Bei besagtem Spiel in Norwich erzielte Walcott dann einen Hattrick. Die eigentliche Sensation aber war Bale, der unglaublich abgeklärt spielte und keinen Fehler machte. "Die Charakterstärke, die er an diesem Nachmittag an den Tag legte, überzeugte jeden im Verein davon, dass er für ein Stipendium geeignet ist. Dieses Spiel war der Wendepunkt", berichtet Elias.
Schlitzohr Redknapp besiegt den Bale-Fluch
Von da an geht es erstmal steil bergauf. Nur eineinhalb Jahre später löst Bale mit 16 Jahren und 295 Tagen Ryan Giggs als jüngsten walisischen Nationalspieler ab, wenige Monde später folgt er Walcott nach London und wechselt für angeblich nur fünf Millionen Pfund zu Tottenham Hotspur. Beide Vereine schweigen sich bis heute darüber aus, wie hoch die Ablöse wirklich war.
Dann schlägt die Seuche wieder zu. Nach drei Toren in fünf Spielen für die Spurs reißen Bänder in Bales rechtem Sprunggelenk - zwei Operationen und acht Monate Pause sind die Folge. Als er wieder spielen kann, wird ihm von der Presse ein Fluch angedichtet, weil Tottenham in Bales ersten 24 Premier-League-Einsätzen kurioserweise nie als Sieger vom Platz geht.
Es ist Bales Glück, dass der junge Spieler in dieser schweren Phase mit Harry Redknapp eine Vaterfigur hinter sich weiß. Der macht dem Zauber am 7. Spieltag der vergangenen Saison kurzerhand ein Ende, indem er Bale gegen Burnley beim Stand von 4:0 kurz vor Schluss einwechselt, obwohl der Linksaußen zuvor alle Spiele wegen einer Knieverletzung verpasst hatte und noch nicht mal richtig fit war. Der Fluch war damit beendet.
"Es war einfach eins dieser abgefahrenen Dinge, die im Fußball nun mal passieren", sagt Bale heute und lacht darüber. "Damals hat es mich schon geärgert, dass die Leute nur auf diese Statistik geschaut haben. Mein Spiel hat das aber nicht beeinflusst", sagt er im Rückblick.
"Er braucht zwei gute Jahre"
Vaterfigur Redknapp kann aber auch anders, wenn es sein muss. Als Bale in der vergangenen Spielzeit wieder mal angeschlagen das Training abbrach, sprach Redknapp Tacheles und unterstellte seinem Youngster, er würde immer aufstecken, wenn er was auf die Hölzer bekommt.
Bale nahm es sich zu Herzen. "Ich musste auf jeden Fall härter werden, aber das kommt mit dem Alter", sagt er heute. "Ich bin immer noch sehr jung.
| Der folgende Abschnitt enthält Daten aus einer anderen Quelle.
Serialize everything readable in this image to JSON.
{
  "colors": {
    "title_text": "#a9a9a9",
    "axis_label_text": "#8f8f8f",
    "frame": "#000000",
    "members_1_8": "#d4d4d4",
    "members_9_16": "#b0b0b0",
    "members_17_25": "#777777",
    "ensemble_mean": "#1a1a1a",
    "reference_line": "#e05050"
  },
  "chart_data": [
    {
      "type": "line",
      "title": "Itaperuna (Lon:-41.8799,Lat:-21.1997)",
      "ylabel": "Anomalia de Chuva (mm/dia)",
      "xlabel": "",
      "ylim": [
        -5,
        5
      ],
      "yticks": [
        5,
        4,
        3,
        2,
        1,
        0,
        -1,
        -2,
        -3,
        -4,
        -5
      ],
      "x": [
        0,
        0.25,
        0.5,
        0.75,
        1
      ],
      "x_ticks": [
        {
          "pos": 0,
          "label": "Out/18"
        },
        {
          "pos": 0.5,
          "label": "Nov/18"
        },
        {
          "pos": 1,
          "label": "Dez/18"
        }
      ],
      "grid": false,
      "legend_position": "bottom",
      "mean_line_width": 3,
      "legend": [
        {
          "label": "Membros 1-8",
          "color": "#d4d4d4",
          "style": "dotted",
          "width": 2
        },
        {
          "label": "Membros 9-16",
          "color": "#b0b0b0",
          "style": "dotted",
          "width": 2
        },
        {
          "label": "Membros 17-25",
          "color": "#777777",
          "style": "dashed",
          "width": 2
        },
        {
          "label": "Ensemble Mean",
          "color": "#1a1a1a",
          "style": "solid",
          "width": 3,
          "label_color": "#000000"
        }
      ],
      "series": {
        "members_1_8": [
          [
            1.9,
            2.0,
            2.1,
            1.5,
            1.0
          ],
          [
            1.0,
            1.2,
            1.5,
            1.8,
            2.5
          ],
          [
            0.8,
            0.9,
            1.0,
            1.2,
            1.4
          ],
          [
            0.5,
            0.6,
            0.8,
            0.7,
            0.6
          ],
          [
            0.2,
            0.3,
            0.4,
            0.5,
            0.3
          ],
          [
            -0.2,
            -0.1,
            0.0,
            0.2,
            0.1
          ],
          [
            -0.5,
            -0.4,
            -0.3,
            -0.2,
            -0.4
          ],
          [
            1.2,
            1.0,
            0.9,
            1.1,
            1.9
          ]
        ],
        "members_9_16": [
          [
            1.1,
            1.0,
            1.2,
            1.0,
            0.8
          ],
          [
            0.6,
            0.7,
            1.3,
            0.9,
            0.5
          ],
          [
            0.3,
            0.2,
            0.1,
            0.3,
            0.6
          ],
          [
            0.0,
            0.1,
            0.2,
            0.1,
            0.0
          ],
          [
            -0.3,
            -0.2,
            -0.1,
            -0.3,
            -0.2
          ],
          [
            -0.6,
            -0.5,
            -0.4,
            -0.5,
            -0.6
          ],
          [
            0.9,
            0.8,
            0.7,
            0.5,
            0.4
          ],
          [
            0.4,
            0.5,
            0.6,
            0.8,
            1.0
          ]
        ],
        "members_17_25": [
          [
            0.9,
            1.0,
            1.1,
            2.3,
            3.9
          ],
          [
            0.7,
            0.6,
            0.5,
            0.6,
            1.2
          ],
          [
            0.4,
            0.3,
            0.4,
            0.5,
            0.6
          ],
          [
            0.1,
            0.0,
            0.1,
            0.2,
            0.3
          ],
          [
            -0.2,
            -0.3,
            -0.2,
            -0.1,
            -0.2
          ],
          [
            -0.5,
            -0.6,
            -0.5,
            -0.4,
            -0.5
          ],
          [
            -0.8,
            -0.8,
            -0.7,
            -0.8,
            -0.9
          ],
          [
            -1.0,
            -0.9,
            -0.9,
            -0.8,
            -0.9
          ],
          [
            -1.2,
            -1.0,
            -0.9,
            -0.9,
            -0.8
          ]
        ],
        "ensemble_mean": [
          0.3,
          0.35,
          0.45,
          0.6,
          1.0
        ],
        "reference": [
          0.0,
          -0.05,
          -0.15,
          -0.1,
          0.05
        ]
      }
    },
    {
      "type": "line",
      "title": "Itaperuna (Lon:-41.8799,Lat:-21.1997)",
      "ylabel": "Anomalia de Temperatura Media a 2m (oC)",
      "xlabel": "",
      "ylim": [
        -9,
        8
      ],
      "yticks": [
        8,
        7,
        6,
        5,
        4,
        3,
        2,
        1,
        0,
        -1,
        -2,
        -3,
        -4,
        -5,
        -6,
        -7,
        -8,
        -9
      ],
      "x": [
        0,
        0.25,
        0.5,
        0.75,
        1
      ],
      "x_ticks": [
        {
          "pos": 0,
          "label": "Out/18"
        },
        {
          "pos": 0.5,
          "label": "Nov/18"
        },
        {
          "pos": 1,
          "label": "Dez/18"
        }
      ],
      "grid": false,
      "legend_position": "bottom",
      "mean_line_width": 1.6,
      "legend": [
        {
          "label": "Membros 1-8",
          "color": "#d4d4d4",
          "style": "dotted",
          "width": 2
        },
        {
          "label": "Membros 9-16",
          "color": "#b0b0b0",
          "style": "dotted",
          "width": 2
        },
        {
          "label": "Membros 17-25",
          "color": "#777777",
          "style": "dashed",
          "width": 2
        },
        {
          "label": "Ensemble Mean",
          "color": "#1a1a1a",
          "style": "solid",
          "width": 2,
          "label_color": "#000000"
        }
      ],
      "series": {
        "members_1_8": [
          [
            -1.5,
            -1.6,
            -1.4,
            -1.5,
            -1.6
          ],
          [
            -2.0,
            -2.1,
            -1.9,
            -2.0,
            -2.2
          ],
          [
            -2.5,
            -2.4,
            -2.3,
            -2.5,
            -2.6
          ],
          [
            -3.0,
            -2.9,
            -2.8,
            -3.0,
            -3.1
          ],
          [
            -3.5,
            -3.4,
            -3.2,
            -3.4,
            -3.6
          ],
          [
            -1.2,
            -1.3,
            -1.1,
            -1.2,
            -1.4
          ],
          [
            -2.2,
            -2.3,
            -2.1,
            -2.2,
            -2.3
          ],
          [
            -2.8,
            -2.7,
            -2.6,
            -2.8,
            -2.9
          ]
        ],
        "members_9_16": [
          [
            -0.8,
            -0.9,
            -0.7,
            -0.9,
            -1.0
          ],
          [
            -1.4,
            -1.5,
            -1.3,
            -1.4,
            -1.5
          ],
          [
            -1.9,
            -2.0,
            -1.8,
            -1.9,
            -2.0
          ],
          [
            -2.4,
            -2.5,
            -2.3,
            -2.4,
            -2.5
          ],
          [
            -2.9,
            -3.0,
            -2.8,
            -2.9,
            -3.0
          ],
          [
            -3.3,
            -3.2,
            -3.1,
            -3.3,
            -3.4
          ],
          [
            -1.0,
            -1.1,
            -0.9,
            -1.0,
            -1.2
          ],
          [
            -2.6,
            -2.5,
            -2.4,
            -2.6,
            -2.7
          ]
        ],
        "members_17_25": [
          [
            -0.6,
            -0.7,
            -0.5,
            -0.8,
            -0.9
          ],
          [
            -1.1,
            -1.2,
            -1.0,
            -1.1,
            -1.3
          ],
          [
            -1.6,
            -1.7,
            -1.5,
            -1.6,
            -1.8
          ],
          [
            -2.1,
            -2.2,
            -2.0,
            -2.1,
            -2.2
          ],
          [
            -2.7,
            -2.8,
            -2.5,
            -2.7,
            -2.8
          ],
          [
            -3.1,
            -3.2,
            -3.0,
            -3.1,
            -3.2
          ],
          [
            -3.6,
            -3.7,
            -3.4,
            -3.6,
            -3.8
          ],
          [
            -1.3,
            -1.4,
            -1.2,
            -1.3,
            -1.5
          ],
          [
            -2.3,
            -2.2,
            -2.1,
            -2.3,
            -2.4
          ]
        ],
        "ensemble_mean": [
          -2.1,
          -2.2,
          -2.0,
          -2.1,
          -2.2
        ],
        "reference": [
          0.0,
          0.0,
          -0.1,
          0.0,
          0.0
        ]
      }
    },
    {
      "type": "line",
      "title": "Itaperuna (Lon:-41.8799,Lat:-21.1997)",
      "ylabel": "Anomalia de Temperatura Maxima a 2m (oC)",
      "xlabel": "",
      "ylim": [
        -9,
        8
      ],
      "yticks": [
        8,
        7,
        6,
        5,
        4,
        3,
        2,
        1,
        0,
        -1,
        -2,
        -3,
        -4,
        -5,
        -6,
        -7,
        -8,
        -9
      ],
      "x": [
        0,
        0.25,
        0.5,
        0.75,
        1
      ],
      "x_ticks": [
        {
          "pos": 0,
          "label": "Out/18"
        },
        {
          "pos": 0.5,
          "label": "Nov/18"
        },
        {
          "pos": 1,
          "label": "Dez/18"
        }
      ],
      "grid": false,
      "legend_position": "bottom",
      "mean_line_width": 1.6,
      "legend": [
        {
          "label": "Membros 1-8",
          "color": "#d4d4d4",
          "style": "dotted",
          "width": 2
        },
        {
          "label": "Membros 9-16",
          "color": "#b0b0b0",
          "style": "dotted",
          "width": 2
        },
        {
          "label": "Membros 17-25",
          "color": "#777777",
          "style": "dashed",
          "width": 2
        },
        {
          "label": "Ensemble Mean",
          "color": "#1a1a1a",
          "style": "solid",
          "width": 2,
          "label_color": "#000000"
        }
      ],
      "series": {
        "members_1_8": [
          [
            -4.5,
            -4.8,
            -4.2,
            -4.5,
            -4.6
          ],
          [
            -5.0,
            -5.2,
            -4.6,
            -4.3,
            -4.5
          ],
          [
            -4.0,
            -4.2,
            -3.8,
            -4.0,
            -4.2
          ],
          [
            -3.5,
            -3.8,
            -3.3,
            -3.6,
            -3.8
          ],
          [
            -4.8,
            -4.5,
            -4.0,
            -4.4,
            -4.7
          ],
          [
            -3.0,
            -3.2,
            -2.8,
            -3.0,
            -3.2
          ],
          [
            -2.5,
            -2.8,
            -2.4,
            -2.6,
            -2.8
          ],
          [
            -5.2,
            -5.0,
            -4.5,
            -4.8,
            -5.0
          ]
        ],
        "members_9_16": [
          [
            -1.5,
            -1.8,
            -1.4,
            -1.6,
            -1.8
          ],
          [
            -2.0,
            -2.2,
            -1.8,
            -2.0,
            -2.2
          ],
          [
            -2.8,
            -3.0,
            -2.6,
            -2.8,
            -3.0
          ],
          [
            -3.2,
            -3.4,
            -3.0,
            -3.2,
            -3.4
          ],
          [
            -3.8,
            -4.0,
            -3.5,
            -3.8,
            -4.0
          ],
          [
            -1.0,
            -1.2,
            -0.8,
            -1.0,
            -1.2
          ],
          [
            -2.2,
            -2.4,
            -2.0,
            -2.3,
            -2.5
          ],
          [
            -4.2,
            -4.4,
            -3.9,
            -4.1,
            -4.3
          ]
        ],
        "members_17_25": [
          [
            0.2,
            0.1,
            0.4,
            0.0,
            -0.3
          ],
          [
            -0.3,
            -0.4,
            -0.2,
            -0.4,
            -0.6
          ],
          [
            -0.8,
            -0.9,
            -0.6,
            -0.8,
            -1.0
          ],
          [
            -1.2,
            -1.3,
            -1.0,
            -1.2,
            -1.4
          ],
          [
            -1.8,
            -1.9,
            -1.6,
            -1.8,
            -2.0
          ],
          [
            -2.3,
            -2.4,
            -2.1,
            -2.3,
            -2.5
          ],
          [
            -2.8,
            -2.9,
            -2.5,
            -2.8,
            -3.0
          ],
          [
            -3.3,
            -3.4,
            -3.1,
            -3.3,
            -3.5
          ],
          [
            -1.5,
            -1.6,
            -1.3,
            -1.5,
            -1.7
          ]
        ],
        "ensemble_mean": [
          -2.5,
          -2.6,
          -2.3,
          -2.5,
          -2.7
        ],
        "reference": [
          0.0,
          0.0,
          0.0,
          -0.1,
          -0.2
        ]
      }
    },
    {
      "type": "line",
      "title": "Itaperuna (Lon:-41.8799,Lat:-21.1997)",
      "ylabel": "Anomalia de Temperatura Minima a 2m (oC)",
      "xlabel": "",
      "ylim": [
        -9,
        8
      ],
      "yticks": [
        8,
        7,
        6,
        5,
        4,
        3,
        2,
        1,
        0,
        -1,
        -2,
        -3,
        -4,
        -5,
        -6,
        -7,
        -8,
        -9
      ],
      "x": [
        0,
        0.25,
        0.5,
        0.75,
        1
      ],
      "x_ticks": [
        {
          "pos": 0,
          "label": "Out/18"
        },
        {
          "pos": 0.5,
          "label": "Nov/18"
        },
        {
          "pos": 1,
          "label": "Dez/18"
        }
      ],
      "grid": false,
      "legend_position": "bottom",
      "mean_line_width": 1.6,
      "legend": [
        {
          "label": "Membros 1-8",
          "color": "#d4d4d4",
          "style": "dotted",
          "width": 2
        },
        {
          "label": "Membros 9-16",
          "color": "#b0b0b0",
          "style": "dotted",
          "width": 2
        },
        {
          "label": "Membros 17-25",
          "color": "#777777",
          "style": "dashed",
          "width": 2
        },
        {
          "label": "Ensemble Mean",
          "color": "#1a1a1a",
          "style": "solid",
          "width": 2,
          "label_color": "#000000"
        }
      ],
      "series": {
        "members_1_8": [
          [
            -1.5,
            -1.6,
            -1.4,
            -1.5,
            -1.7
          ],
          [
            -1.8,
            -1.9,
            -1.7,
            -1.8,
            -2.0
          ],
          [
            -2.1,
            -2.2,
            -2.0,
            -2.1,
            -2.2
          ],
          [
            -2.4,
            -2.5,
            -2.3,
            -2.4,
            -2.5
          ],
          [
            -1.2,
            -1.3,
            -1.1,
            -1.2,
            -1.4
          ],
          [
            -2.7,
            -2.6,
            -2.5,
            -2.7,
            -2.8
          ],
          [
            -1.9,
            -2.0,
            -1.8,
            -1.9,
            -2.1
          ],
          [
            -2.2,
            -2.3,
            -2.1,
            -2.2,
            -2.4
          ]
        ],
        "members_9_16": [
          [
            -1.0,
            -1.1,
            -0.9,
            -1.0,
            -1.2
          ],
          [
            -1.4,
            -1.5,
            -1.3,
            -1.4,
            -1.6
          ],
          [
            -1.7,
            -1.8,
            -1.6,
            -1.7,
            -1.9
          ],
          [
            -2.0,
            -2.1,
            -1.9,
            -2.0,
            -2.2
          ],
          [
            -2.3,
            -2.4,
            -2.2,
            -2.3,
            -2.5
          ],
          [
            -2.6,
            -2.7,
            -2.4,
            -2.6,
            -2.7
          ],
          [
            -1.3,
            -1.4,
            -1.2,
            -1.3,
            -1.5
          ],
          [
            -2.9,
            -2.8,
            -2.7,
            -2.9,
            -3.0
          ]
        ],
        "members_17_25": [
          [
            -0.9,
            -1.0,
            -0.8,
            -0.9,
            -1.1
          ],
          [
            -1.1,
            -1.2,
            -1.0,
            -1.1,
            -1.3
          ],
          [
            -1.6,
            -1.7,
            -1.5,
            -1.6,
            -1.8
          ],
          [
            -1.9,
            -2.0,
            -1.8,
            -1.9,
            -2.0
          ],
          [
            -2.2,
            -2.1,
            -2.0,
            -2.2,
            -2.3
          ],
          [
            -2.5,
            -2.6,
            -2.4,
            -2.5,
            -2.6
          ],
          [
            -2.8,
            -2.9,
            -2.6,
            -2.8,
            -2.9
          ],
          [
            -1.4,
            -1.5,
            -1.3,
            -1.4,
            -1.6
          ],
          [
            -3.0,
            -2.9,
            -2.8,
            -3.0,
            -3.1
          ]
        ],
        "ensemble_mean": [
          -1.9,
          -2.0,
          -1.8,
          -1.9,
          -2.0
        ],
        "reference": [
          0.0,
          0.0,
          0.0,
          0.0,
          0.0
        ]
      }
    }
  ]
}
Aber ich bin in den letzten Jahren erwachsener geworden. Ich habe gelernt, was zu lernen war. Und ich habe kapiert, welche physischen Anforderungen die Premier League an mich stellt."
Im April schlugen die Spurs binnen drei Tagen Arsenal und Chelsea zuhause mit 2:1, Bale erzielte jeweils das 2:0 und überragte auf dem Platz. Redknapp meinte hinterher, sein Schützling wäre "mental stärker" als jemals zuvor, müsse sich aber weiter steigern. "Er hatte jetzt ein paar gute Monate bei uns, er braucht aber zwei gute Jahre", meinte der Coach damals. "Dann fangen wir an, darüber zu reden, ob er der beste Linksaußen in der Liga ist."
Gala gegen Inter
Seit dem 2. Januar hat Bale kein Spiel mehr verpasst, stand immer in der Startelf. Anfang November hatte Bale in den zwei Champions-League-Duellen mit Inter Mailand (3:4/3:1) endlich auch sein internationales Coming Out. Gegen den Champion steuerte Bale in zwei Spielen drei Tore und zwei Assists bei - und die Presse überschlug sich beinahe.
"Bale hat aus Maicon Asphalt gemacht, und der ist nicht unbedingt der schlechteste Rechtsverteidiger der Welt", meinte die "Gazzetta dello Sport" ehrfurchtsvoll. Die spanische "El Mundo" sah in Bale hingegen den Prototypen des kompletten Athleten. "Er kombiniert den Körper eines 800-m-Läufers mit der Schnelligkeit und Zielstrebigkeit eines Rugby-Flügelspielers. Dazu flankt er wie ein Brasilianer", meinte das Blatt entzückt: "Fragen Sie mal Maicon, wie er darüber denkt."
Bale selbst bekannte nach dem Sieg im Rückspiel, dass es ohne Zweifel sein bestes Spiel als Profi gewesen sei. Sein Fokus liegt aber auf etwas anderem. "Wir spielen nicht Champions League, um gute Statistiken abzuliefern. Wir sind hier, um was zu erreichen."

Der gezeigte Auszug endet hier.